Mr Craig reckons we would waste less if we valued our food more and paid more for it.

He said: “I think it is dreadful the way food is devalued and has to be perfect for us to buy it.

“If we could reduce our waste by half it would be a major step forward.

“There has been quite a kickback about farming being the demon in global warming, but it is well down the order for producing greenhouses gases.

“Every single airport I go to is growing really quickly. Air freight is due to double over the next 20 years and you never hear anything of that in the argument.”

Mr Graham argued that animals reared in the UK are less intensively-reared and less damaging to the global climate than those in other countries.

He added: “In the north of England, our beef and lamb is produced on grass and cereal. It is natural and environmentally-friendly.

“Meat from abroad might taste the same when it is cooked, but the more food miles involved, the fewer vitamins it will have and the less good it is for the planet.”

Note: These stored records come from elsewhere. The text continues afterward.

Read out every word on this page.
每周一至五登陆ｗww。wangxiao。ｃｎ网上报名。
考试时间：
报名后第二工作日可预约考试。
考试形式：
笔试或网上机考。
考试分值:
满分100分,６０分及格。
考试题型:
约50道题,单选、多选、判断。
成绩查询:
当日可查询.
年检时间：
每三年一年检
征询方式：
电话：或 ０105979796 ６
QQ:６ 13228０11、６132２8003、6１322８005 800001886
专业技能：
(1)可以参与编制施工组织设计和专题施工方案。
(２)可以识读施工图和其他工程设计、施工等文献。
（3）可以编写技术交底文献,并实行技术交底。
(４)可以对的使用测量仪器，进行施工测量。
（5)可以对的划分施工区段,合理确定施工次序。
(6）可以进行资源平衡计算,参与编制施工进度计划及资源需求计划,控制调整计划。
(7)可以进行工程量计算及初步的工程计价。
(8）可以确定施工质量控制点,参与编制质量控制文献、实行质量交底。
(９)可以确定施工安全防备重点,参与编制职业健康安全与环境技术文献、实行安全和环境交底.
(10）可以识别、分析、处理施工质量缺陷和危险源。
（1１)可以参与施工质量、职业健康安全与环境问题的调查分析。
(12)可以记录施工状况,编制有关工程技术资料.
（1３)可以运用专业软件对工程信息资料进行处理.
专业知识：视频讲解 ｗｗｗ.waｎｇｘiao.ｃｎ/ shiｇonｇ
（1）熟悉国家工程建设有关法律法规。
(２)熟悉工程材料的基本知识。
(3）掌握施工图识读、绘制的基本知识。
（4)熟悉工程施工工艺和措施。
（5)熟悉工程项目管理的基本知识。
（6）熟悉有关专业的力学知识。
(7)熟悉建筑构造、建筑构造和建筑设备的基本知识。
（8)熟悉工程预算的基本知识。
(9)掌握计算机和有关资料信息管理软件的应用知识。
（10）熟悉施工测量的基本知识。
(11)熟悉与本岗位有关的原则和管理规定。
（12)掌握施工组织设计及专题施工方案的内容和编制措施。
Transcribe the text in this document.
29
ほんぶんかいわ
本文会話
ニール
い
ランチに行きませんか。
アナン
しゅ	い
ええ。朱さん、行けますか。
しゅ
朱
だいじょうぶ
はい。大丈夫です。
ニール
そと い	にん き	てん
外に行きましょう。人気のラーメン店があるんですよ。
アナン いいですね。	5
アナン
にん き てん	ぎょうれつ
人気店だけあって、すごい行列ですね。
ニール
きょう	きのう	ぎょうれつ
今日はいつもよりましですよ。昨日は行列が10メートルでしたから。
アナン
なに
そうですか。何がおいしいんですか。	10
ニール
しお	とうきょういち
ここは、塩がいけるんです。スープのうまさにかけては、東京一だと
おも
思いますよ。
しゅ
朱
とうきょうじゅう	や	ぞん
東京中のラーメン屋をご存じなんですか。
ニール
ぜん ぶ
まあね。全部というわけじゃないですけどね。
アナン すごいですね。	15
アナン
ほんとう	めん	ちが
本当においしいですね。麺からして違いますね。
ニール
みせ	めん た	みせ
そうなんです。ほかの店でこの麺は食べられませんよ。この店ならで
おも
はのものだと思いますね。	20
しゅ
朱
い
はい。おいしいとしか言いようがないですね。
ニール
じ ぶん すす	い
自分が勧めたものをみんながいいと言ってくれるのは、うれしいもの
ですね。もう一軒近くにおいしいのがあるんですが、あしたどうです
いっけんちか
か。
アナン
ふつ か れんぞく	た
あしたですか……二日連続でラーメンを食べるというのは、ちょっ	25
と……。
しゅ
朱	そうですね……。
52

The farmer also argued that in many areas of Cumbria, animals are reared because the land is too poor to grow crops.

“We are in a high rainfall area and can have to grow crops we can harvest in the rain, such as grass silage.

“We are very limited in what we can grow.”

Mr Craig pointed out that Lakeland lamb feeds on land that can’t be used to grow anything other than grass offered sustainable food production with minimal climate change impact.

And he urged shoppers to play their part, adding: “Try and source local produce rather than cheaper meat from far away.

“Consumers need to learn a bit more about how it is produced and where it comes from.

“If it is grass-fed the grass is carbon neutral.”

While she is not vegetarian, Dr Davison said she is eating less meat, especially beef: “The less I eat meat, the less I want it.

“It is a question of weaning ourselves off things that are damaging the planet.

“It is also healthier for ourselves to eat less red meat.

“We need to make some major life changes but we are not asking people to say no to meat, just to make some changes.

“Eat less meat, but good quality, organic meat once in a while.”